Go functions that take a context should respect cancellation and deadlines. The receiver name is usually one or two letters matching the type, like (c *Client), but here we pass the client as a regular argument because this is a standalone utility function. Public names start with a capital letter. Private start lowercase. No keywords like public or private. The compiler enforces visibility through capitalization alone.
Pitfalls and runtime behavior
The most common mistake is ignoring the context parameter. Passing context.Background() everywhere works, but it means your request will run until the server times it out or the network drops. Always thread a cancellable context through your call stack. Another trap is assuming resp.Choices[0] always exists. The API can return a 200 status with zero choices during rate limiting or internal errors. Accessing an empty slice panics at runtime. The compiler will not catch this because slice bounds checking happens later.
If you forget to import the package, the compiler rejects the program with undefined: openai. If you pass a string where the library expects a typed constant like openai.GPT4, you get cannot use "gpt-4" (untyped string constant) as openai.ChatModel value in struct literal. These errors save you from silent failures. Network timeouts manifest as context deadline exceeded errors. Rate limits return HTTP 429 with a retry-after header. The library surfaces these as standard Go errors, so you can check them with errors.Is or inspect the HTTP status if the error type implements it.
Goroutine leaks happen when you spawn a background worker to poll the API and forget to cancel its context. Always pair context.WithCancel or context.WithTimeout with a defer cancel(). The worst goroutine bug is the one that never logs. Add structured logging to your error paths so you can trace failed requests in production.
Streaming responses introduce a different failure mode. When you use CreateChatCompletionStream, the library returns a channel that yields tokens as they arrive. If you stop reading from the channel before the server closes it, the underlying HTTP connection leaks. Always range over the stream channel or close it explicitly when you are done.

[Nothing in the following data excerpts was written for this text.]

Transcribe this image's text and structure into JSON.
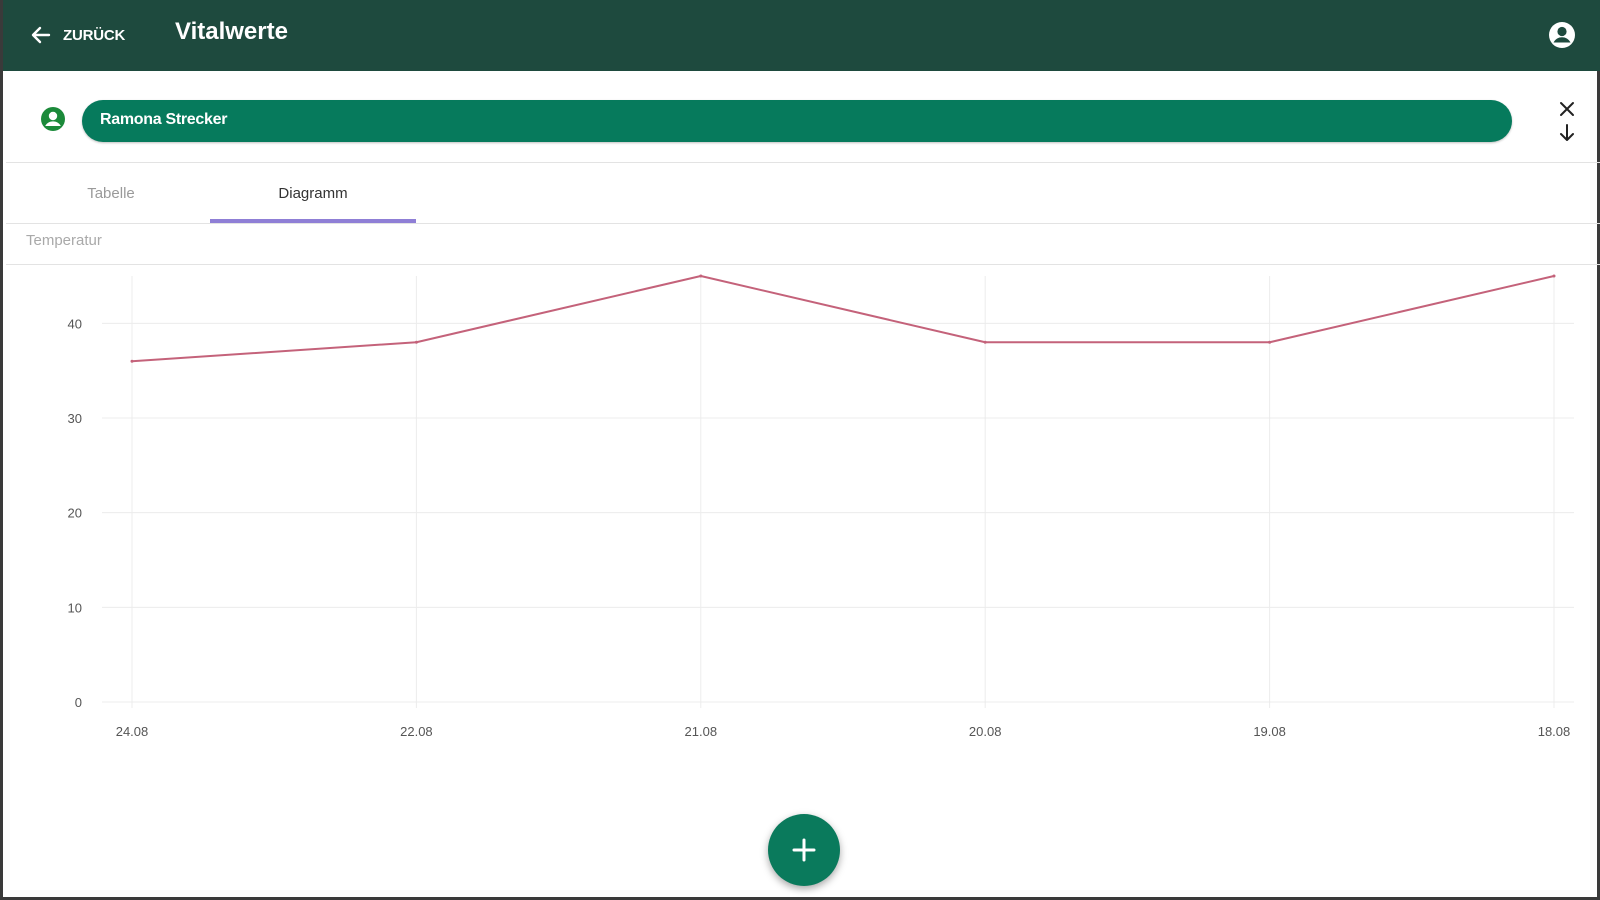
{
  "header": {
    "back_label": "ZURÜCK",
    "title": "Vitalwerte",
    "colors": {
      "bar": "#1e4a3e",
      "accent": "#067a5c"
    }
  },
  "patient": {
    "name": "Ramona Strecker"
  },
  "tabs": [
    {
      "label": "Tabelle",
      "active": false
    },
    {
      "label": "Diagramm",
      "active": true
    }
  ],
  "chart_label": "Temperatur",
  "chart_data": {
    "type": "line",
    "categories": [
      "24.08",
      "22.08",
      "21.08",
      "20.08",
      "19.08",
      "18.08"
    ],
    "series": [
      {
        "values": [
          36,
          38,
          45,
          38,
          38,
          45
        ],
        "color": "#c4627a"
      }
    ],
    "yticks": [
      0,
      10,
      20,
      30,
      40
    ],
    "ylim": [
      0,
      45
    ],
    "grid": true
  },
  "fab": {
    "icon": "plus-icon",
    "color": "#0a7a5c"
  }
}
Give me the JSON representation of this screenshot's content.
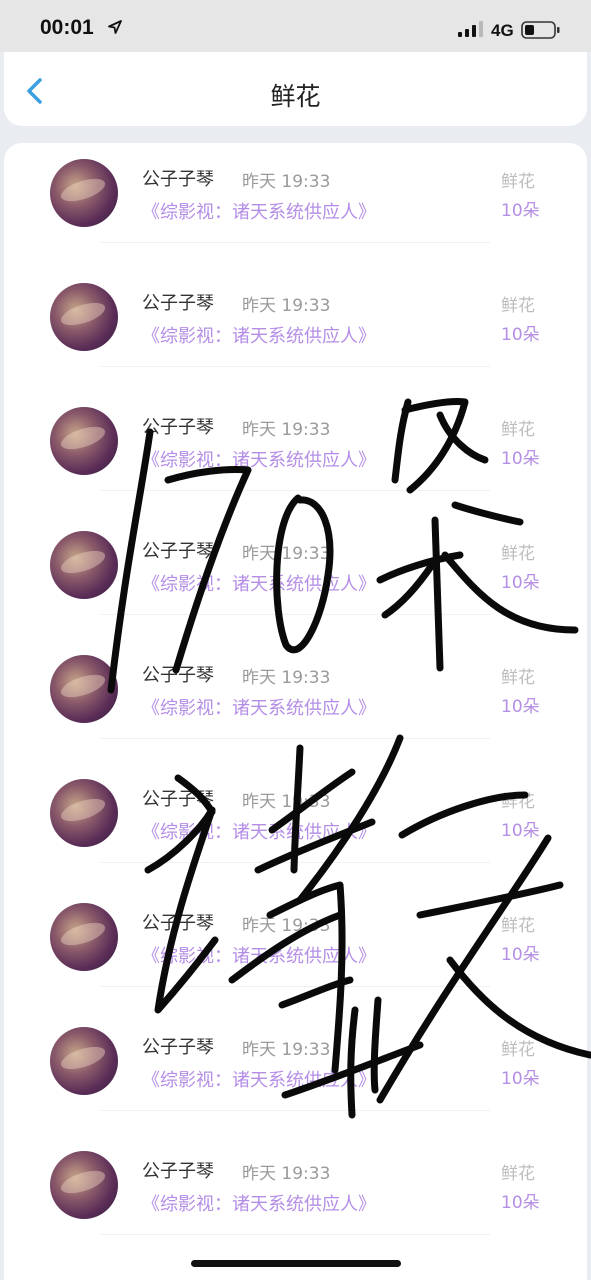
{
  "status_bar": {
    "time": "00:01",
    "network": "4G"
  },
  "header": {
    "title": "鲜花"
  },
  "list": {
    "items": [
      {
        "name": "公子子琴",
        "time": "昨天 19:33",
        "book": "《综影视：诸天系统供应人》",
        "gift": "鲜花",
        "count": "10朵"
      },
      {
        "name": "公子子琴",
        "time": "昨天 19:33",
        "book": "《综影视：诸天系统供应人》",
        "gift": "鲜花",
        "count": "10朵"
      },
      {
        "name": "公子子琴",
        "time": "昨天 19:33",
        "book": "《综影视：诸天系统供应人》",
        "gift": "鲜花",
        "count": "10朵"
      },
      {
        "name": "公子子琴",
        "time": "昨天 19:33",
        "book": "《综影视：诸天系统供应人》",
        "gift": "鲜花",
        "count": "10朵"
      },
      {
        "name": "公子子琴",
        "time": "昨天 19:33",
        "book": "《综影视：诸天系统供应人》",
        "gift": "鲜花",
        "count": "10朵"
      },
      {
        "name": "公子子琴",
        "time": "昨天 19:33",
        "book": "《综影视：诸天系统供应人》",
        "gift": "鲜花",
        "count": "10朵"
      },
      {
        "name": "公子子琴",
        "time": "昨天 19:33",
        "book": "《综影视：诸天系统供应人》",
        "gift": "鲜花",
        "count": "10朵"
      },
      {
        "name": "公子子琴",
        "time": "昨天 19:33",
        "book": "《综影视：诸天系统供应人》",
        "gift": "鲜花",
        "count": "10朵"
      },
      {
        "name": "公子子琴",
        "time": "昨天 19:33",
        "book": "《综影视：诸天系统供应人》",
        "gift": "鲜花",
        "count": "10朵"
      }
    ]
  },
  "handwriting": {
    "line1": "170朵",
    "line2": "诸天"
  },
  "colors": {
    "accent": "#b58ee6",
    "back_arrow": "#3b9fe0",
    "page_bg": "#e9edf2"
  }
}
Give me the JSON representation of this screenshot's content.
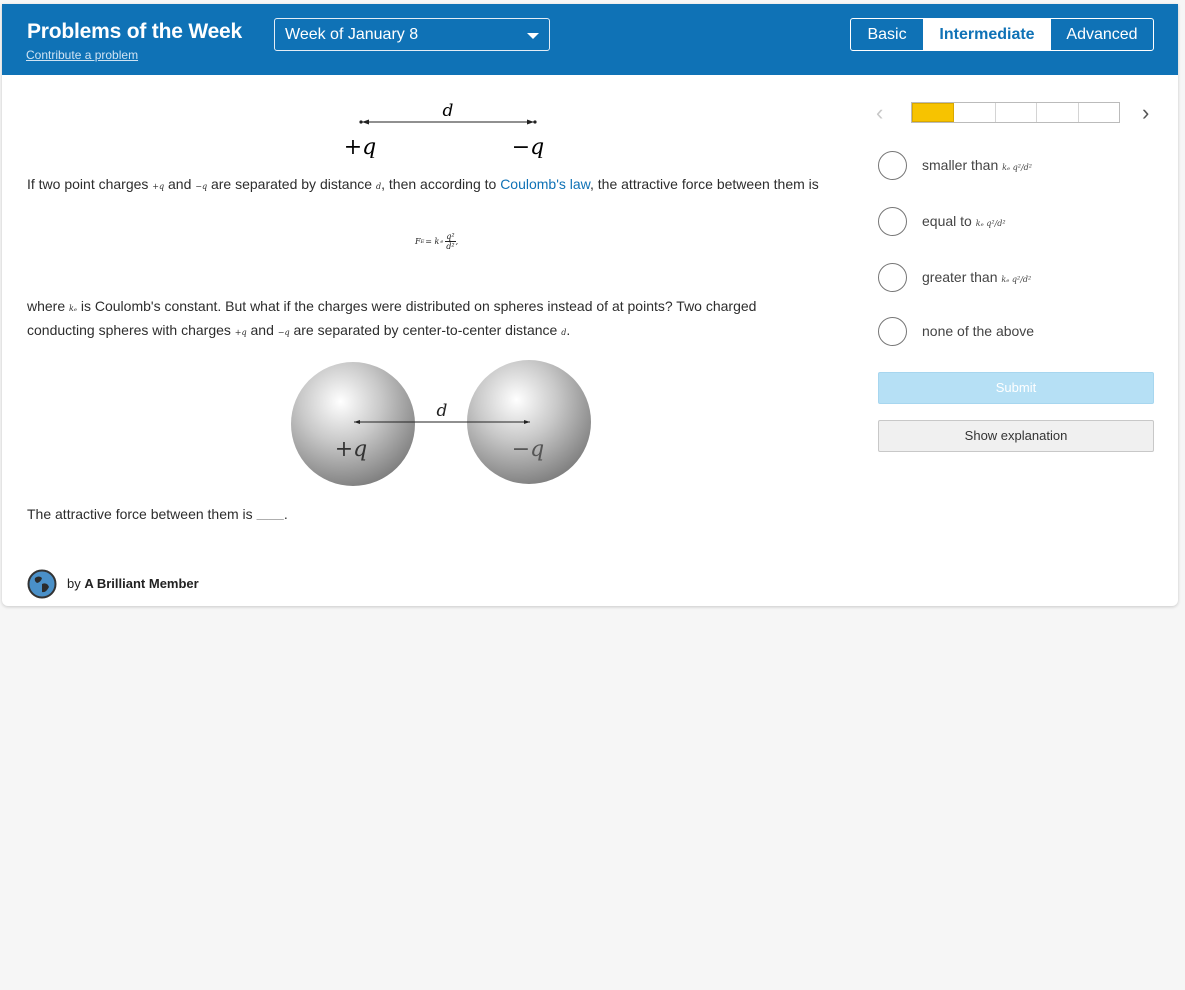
{
  "header": {
    "title": "Problems of the Week",
    "contribute_link": "Contribute a problem",
    "week_selector": {
      "selected": "Week of January 8"
    },
    "levels": [
      {
        "label": "Basic",
        "active": false
      },
      {
        "label": "Intermediate",
        "active": true
      },
      {
        "label": "Advanced",
        "active": false
      }
    ]
  },
  "problem": {
    "figure1": {
      "distance_label": "d",
      "left_charge": "+q",
      "right_charge": "−q"
    },
    "para1": {
      "t1": "If two point charges ",
      "m1": "+q",
      "t2": " and ",
      "m2": "−q",
      "t3": " are separated by distance ",
      "m3": "d",
      "t4": ", then according to ",
      "link": "Coulomb's law",
      "t5": ", the attractive force between them is"
    },
    "formula": {
      "lhs": "F",
      "lhs_sub": "E",
      "eq": " = k",
      "k_sub": "e",
      "num": "q²",
      "den": "d²",
      "tail": ","
    },
    "para2": {
      "line1_t1": "where ",
      "line1_m1": "kₑ",
      "line1_t2": " is Coulomb's constant. But what if the charges were distributed on spheres instead of at points? Two charged",
      "line2_t1": "conducting spheres with charges ",
      "line2_m1": "+q",
      "line2_t2": " and ",
      "line2_m2": "−q",
      "line2_t3": " are separated by center-to-center distance ",
      "line2_m3": "d",
      "line2_t4": "."
    },
    "figure2": {
      "distance_label": "d",
      "left_charge": "+q",
      "right_charge": "−q"
    },
    "question": {
      "text": "The attractive force between them is ",
      "blank": "_______",
      "end": "."
    },
    "author": {
      "by": "by ",
      "name": "A Brilliant Member"
    }
  },
  "answers": {
    "progress": {
      "completed": 1,
      "total": 5
    },
    "choices": [
      {
        "label": "smaller than ",
        "expr": "kₑ q²/d²"
      },
      {
        "label": "equal to ",
        "expr": "kₑ q²/d²"
      },
      {
        "label": "greater than ",
        "expr": "kₑ q²/d²"
      },
      {
        "label": "none of the above",
        "expr": ""
      }
    ],
    "submit_label": "Submit",
    "explanation_label": "Show explanation"
  },
  "colors": {
    "header_bg": "#0f72b6",
    "link": "#0f72b6",
    "progress_fill": "#f7c300",
    "submit_bg": "#b6e0f5"
  }
}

The library does not auto-close streams because it cannot predict when your application logic decides to abort.
When to use this versus alternatives
Use the go-openai library when you want type safety, automatic JSON serialization, and a stable API surface for chat completions and embeddings. Use raw net/http when you need to call a proprietary endpoint that the library does not support yet, or when you want to minimize dependencies for a tiny CLI tool. Use streaming responses when you are building a chat interface and need to display tokens as they arrive instead of waiting for the full completion. Use batch processing when you have thousands of prompts and can tolerate delayed results for lower costs. Use plain sequential code when you don't need concurrency: the simplest thing that works is usually the right thing.